Dazu kommen einige etwas egoistische Lebensstile, die durch einen mittlerweile unhaltbaren Überfluss gekennzeichnet und oft ihrer Umgebung, vor allem den Ärmsten gegenüber gleichgültig sind. Mit Bedauern ist festzustellen, dass im Mittelpunkt der politischen Debatte technische und wirtschaftliche Fragen vorherrschen auf Kosten einer authentischen anthropologischen Orientierung. (Vgl. Evangelii gaudium, 55.) Der Mensch ist in Gefahr, zu einem bloßen Räderwerk in einem Mechanismus herabgewürdigt zu werden, der ihn nach dem Maß eines zu gebrauchenden Konsumgutes behandelt, so dass er – wie wir leider oft beobachten – wenn das Leben diesem Mechanismus nicht mehr zweckdienlich ist, ohne viel Bedenken ausgesondert wird, wie im Fall der Kranken im Endstadium, der verlassenen Alten ohne Pflege oder der Kinder, die vor der Geburt getötet werden.

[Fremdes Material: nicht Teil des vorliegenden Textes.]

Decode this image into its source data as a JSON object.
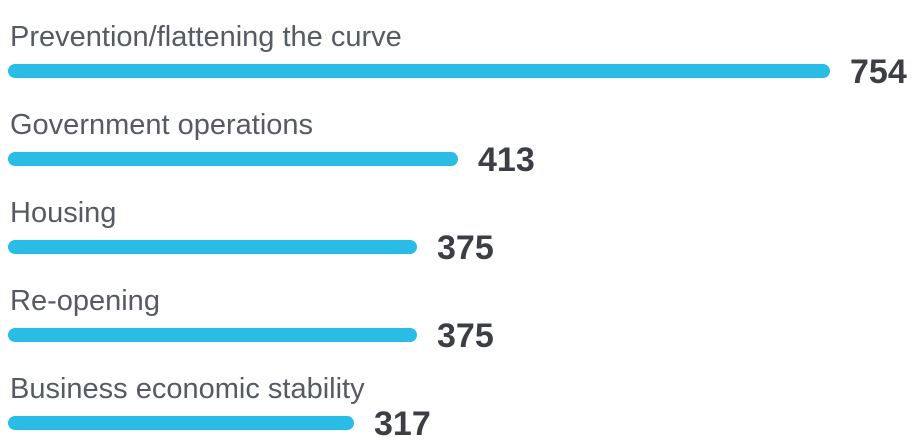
{
  "colors": {
    "bar": "#29bde6",
    "label": "#555b62",
    "value": "#3b3f45"
  },
  "chart_data": {
    "type": "bar",
    "orientation": "horizontal",
    "categories": [
      "Prevention/flattening the curve",
      "Government operations",
      "Housing",
      "Re-opening",
      "Business economic stability"
    ],
    "values": [
      754,
      413,
      375,
      375,
      317
    ],
    "title": "",
    "xlabel": "",
    "ylabel": "",
    "xlim": [
      0,
      754
    ],
    "grid": false,
    "legend": "none",
    "data_labels": true
  }
}
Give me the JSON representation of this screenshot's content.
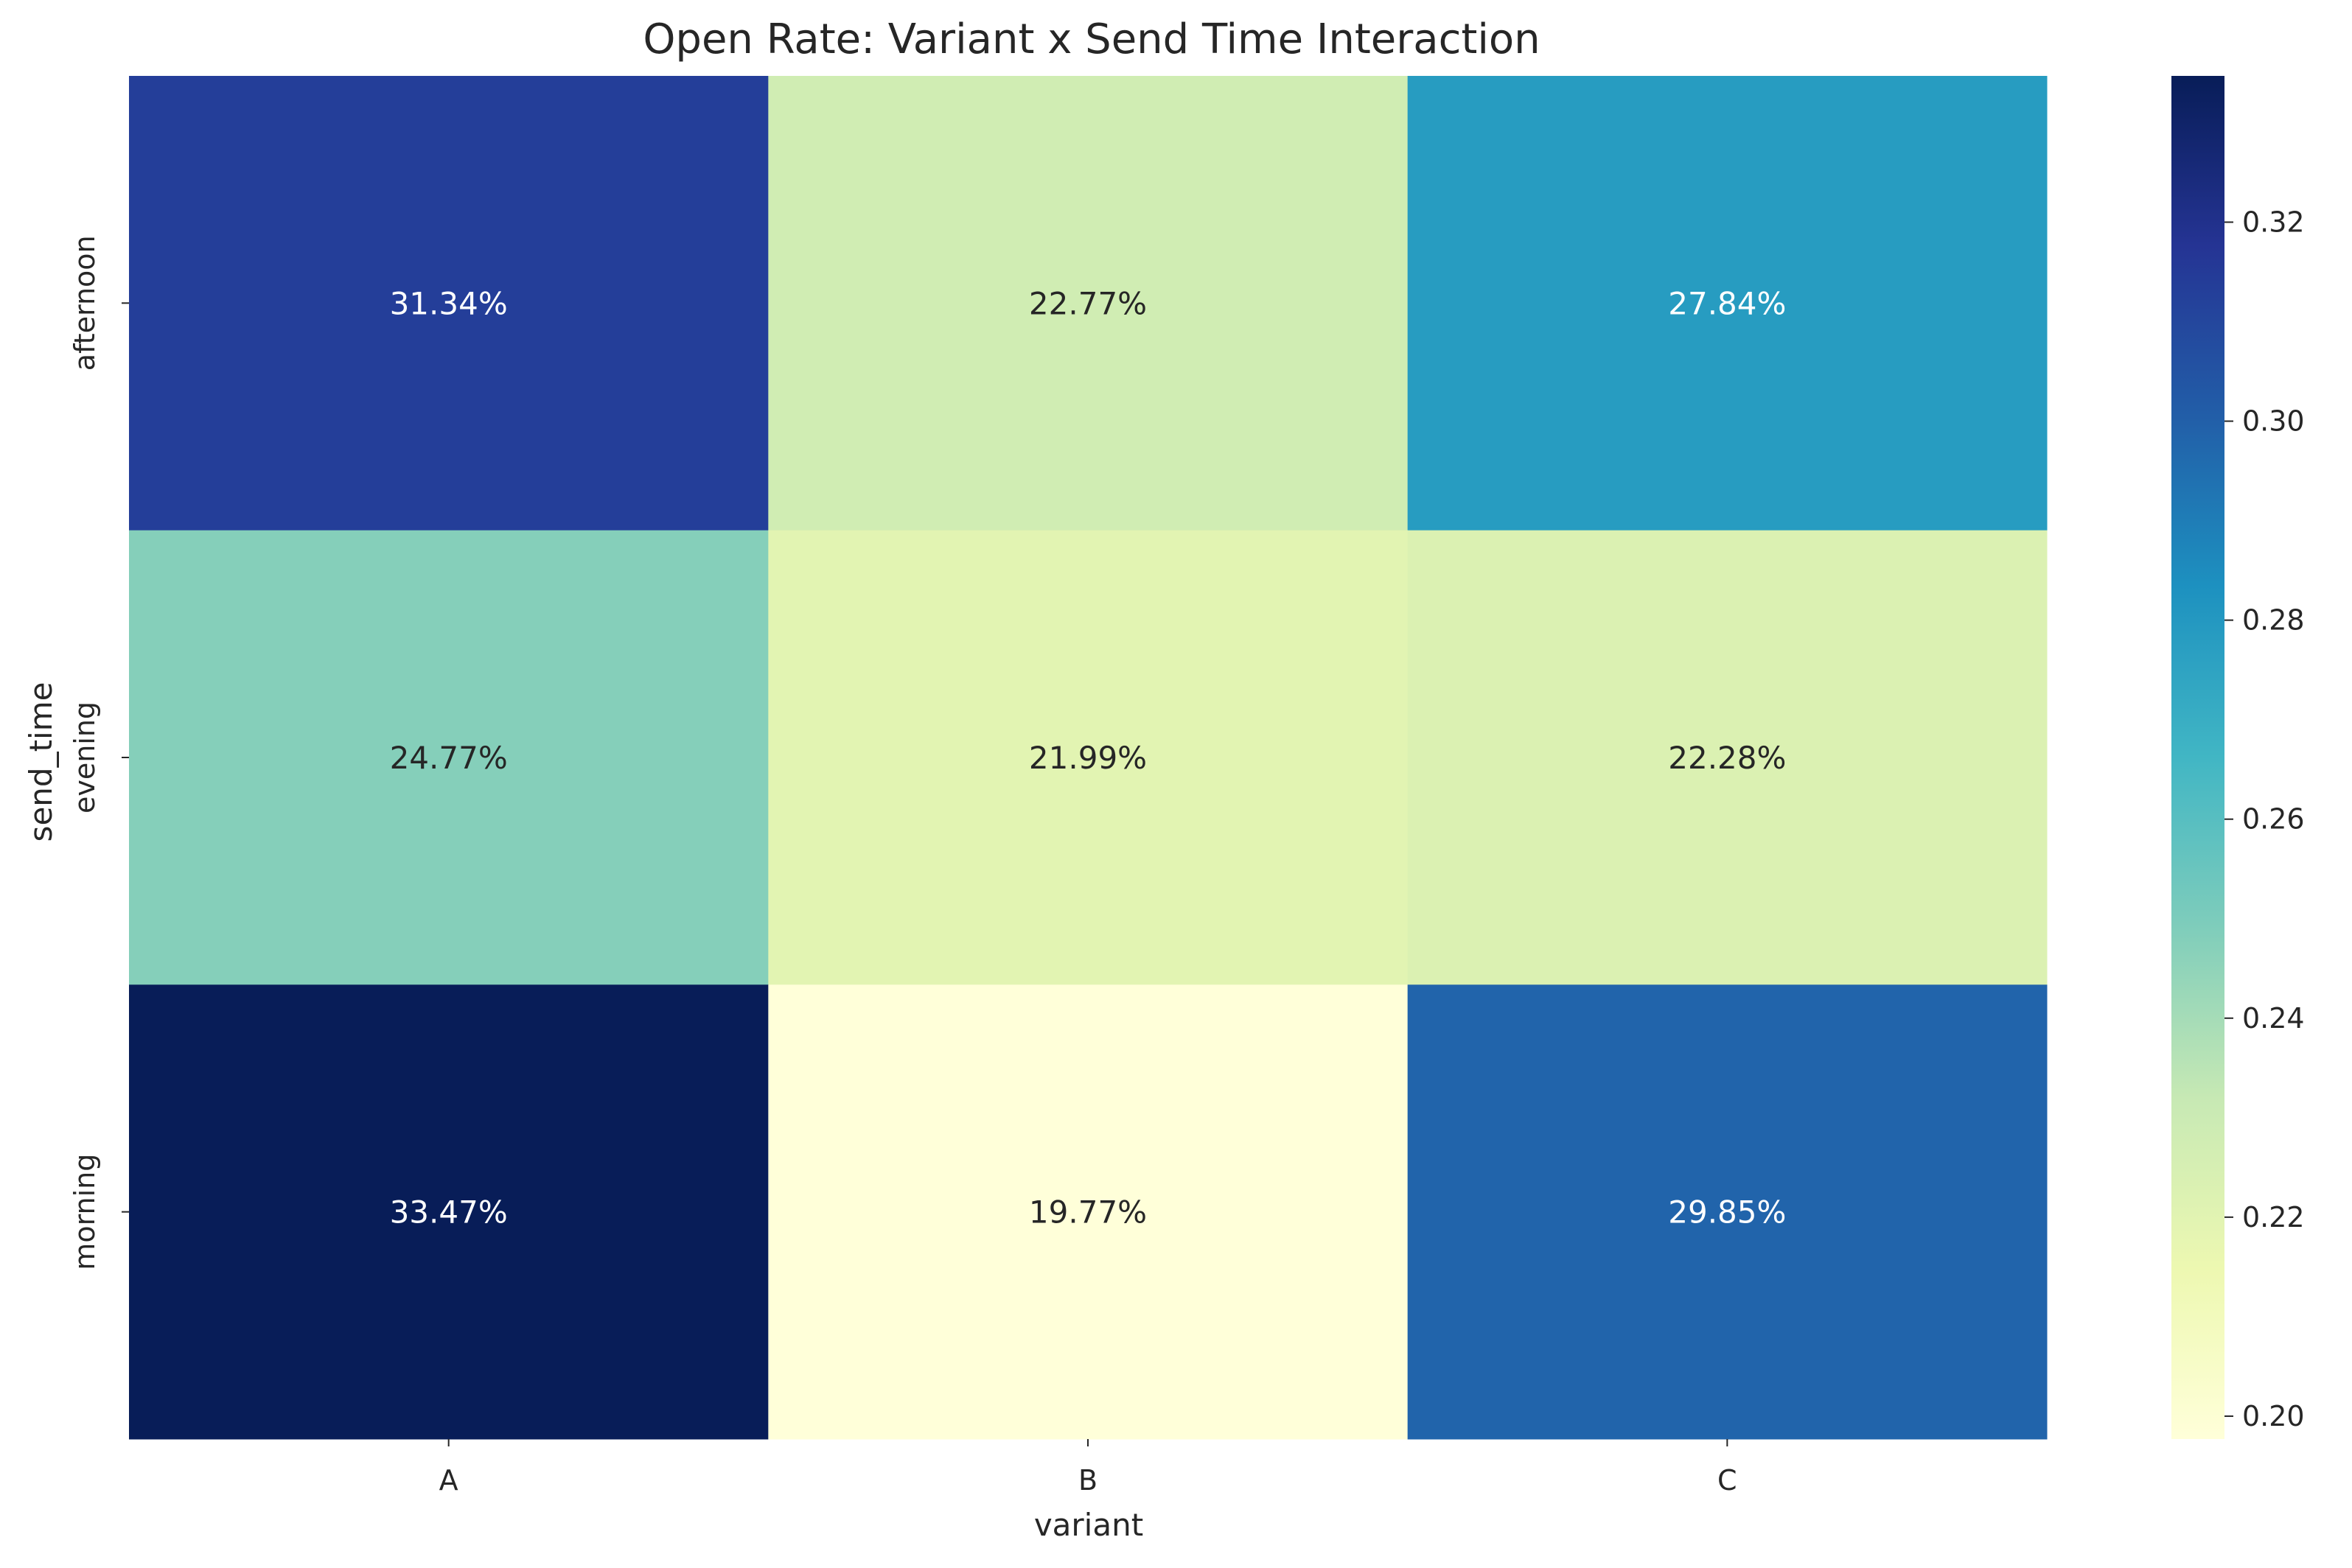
{
  "chart_data": {
    "type": "heatmap",
    "title": "Open Rate: Variant x Send Time Interaction",
    "xlabel": "variant",
    "ylabel": "send_time",
    "x_categories": [
      "A",
      "B",
      "C"
    ],
    "y_categories": [
      "afternoon",
      "evening",
      "morning"
    ],
    "values": [
      [
        0.3134,
        0.2277,
        0.2784
      ],
      [
        0.2477,
        0.2199,
        0.2228
      ],
      [
        0.3347,
        0.1977,
        0.2985
      ]
    ],
    "cell_labels": [
      [
        "31.34%",
        "22.77%",
        "27.84%"
      ],
      [
        "24.77%",
        "21.99%",
        "22.28%"
      ],
      [
        "33.47%",
        "19.77%",
        "29.85%"
      ]
    ],
    "colormap": "YlGnBu",
    "colorbar": {
      "range": [
        0.1977,
        0.3347
      ],
      "ticks": [
        0.2,
        0.22,
        0.24,
        0.26,
        0.28,
        0.3,
        0.32
      ],
      "tick_labels": [
        "0.20",
        "0.22",
        "0.24",
        "0.26",
        "0.28",
        "0.30",
        "0.32"
      ]
    },
    "grid": false,
    "legend": "colorbar-right"
  }
}
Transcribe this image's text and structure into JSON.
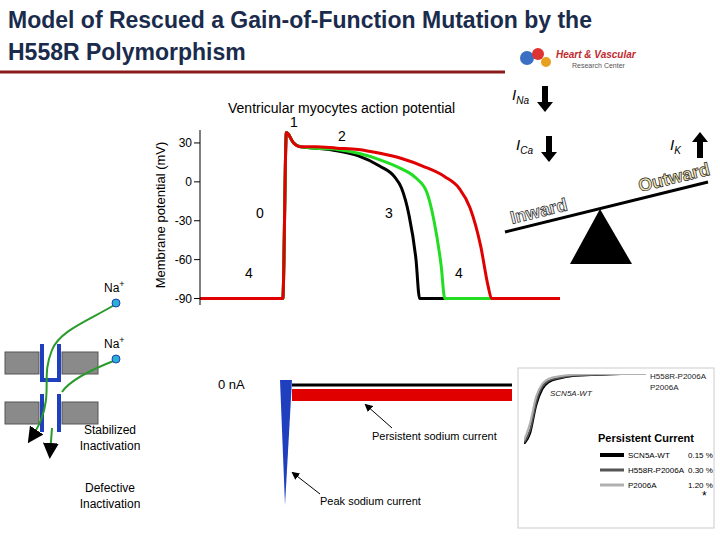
{
  "title_lines": [
    "Model of Rescued a Gain-of-Function Mutation by the",
    "H558R Polymorphism"
  ],
  "logo": [
    "Heart & Vascular",
    "Research Center"
  ],
  "chart_data": [
    {
      "type": "line",
      "title": "Ventricular myocytes action potential",
      "y_label": "Membrane potential (mV)",
      "xlim": [
        0,
        100
      ],
      "ylim": [
        -95,
        40
      ],
      "yticks": [
        30,
        0,
        -30,
        -60,
        -90
      ],
      "tick_labels": "y",
      "grid": false,
      "marker": "none",
      "line_style": "solid",
      "annotations": [
        "0",
        "1",
        "2",
        "3",
        "4",
        "4"
      ],
      "series": [
        {
          "color": "#000000",
          "x": [
            0,
            23,
            24,
            26,
            28,
            32,
            38,
            44,
            50,
            54,
            56,
            58,
            60,
            61,
            100
          ],
          "values": [
            -90,
            -90,
            38,
            30,
            27,
            26,
            24,
            20,
            12,
            4,
            -5,
            -25,
            -60,
            -90,
            -90
          ]
        },
        {
          "color": "#22dd22",
          "x": [
            0,
            23,
            24,
            26,
            28,
            32,
            38,
            44,
            50,
            56,
            60,
            63,
            65,
            67,
            68,
            100
          ],
          "values": [
            -90,
            -90,
            38,
            30,
            27,
            26,
            25,
            22,
            17,
            10,
            3,
            -8,
            -30,
            -65,
            -90,
            -90
          ]
        },
        {
          "color": "#e00000",
          "x": [
            0,
            23,
            24,
            26,
            28,
            32,
            38,
            44,
            50,
            56,
            62,
            68,
            72,
            75,
            78,
            80,
            81,
            100
          ],
          "values": [
            -90,
            -90,
            38,
            30,
            27,
            27,
            26,
            25,
            22,
            18,
            12,
            4,
            -5,
            -20,
            -50,
            -80,
            -90,
            -90
          ]
        }
      ]
    },
    {
      "type": "line",
      "tick_labels": false,
      "grid": false,
      "marker": "none",
      "line_style": "solid",
      "xlim": [
        0,
        100
      ],
      "ylim": [
        0,
        1
      ],
      "x": [
        0,
        5,
        10,
        15,
        20,
        30,
        40,
        60,
        80,
        100
      ],
      "series": [
        {
          "name": "SCN5A-WT",
          "color": "#000000",
          "values": [
            0,
            0.15,
            0.55,
            0.78,
            0.88,
            0.94,
            0.97,
            0.99,
            1,
            1
          ]
        },
        {
          "name": "H558R-P2006A",
          "color": "#555555",
          "values": [
            0.02,
            0.2,
            0.6,
            0.82,
            0.9,
            0.95,
            0.98,
            0.99,
            1,
            1
          ]
        },
        {
          "name": "P2006A",
          "color": "#b0b0b0",
          "values": [
            0.05,
            0.3,
            0.68,
            0.86,
            0.93,
            0.97,
            0.99,
            1,
            1,
            1
          ]
        }
      ]
    }
  ],
  "seesaw": {
    "currents": [
      {
        "symbol": "I",
        "subscript": "Na",
        "arrow": "down"
      },
      {
        "symbol": "I",
        "subscript": "Ca",
        "arrow": "down"
      },
      {
        "symbol": "I",
        "subscript": "K",
        "arrow": "up"
      }
    ],
    "labels": [
      "Inward",
      "Outward"
    ]
  },
  "channel": {
    "ions": [
      {
        "text": "Na",
        "sup": "+"
      },
      {
        "text": "Na",
        "sup": "+"
      }
    ],
    "states": [
      [
        "Stabilized",
        "Inactivation"
      ],
      [
        "Defective",
        "Inactivation"
      ]
    ]
  },
  "currents": {
    "zero_label": "0 nA",
    "labels": [
      "Persistent sodium current",
      "Peak sodium current"
    ]
  },
  "table": {
    "title": "Persistent Current",
    "rows": [
      [
        "SCN5A-WT",
        "0.15 %"
      ],
      [
        "H558R-P2006A",
        "0.30 %"
      ],
      [
        "P2006A",
        "1.20 %"
      ]
    ],
    "note": "*"
  }
}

Es ist das große Missverständnis, das geschieht, „wenn sich die Verabsolutierung der Technik durchsetzt“, (Benedikt XVI., Caritas in veritate, 71.) die schließlich zu einer »Verwechslung von Zielen und Mitteln“ (Ebd.) führt. Das ist ein unvermeidliches Ergebnis der „Wegwerf-Kultur“ und des „hemmungslosen Konsumismus“. Dagegen bedeutet die Menschenwürde zu behaupten, die Kostbarkeit des menschlichen Lebens zu erkennen, das uns unentgeltlich geschenkt ist und deshalb nicht Gegenstand von Tausch oder Verkauf sein kann. Sie sind in Ihrer Berufung als Parlamentarier auch zu einer großen Aufgabe ausersehen, die vielleicht unnütz erscheinen mag: sich der Gebrechlichkeit der Völker und der einzelnen Menschen anzunehmen. Sich der Gebrechlichkeit anzunehmen bedeutet Kraft und Zärtlichkeit, bedeutet Kampf und Fruchtbarkeit inmitten eines funktionellen und privatistischen Modells, das unweigerlich zur „Wegwerf-Kultur“ führt. Sich der Gebrechlichkeit der Menschen und der Völker anzunehmen bedeutet, das Gedächtnis und die Hoffnung zu bewahren; es bedeutet, die Gegenwart in ihrer nebensächlichsten und am meisten beängstigenden Situation auf sich zu nehmen und fähig zu sein, sie mit Würde zu salben. (Vgl. Evangelii gaudium, 209.)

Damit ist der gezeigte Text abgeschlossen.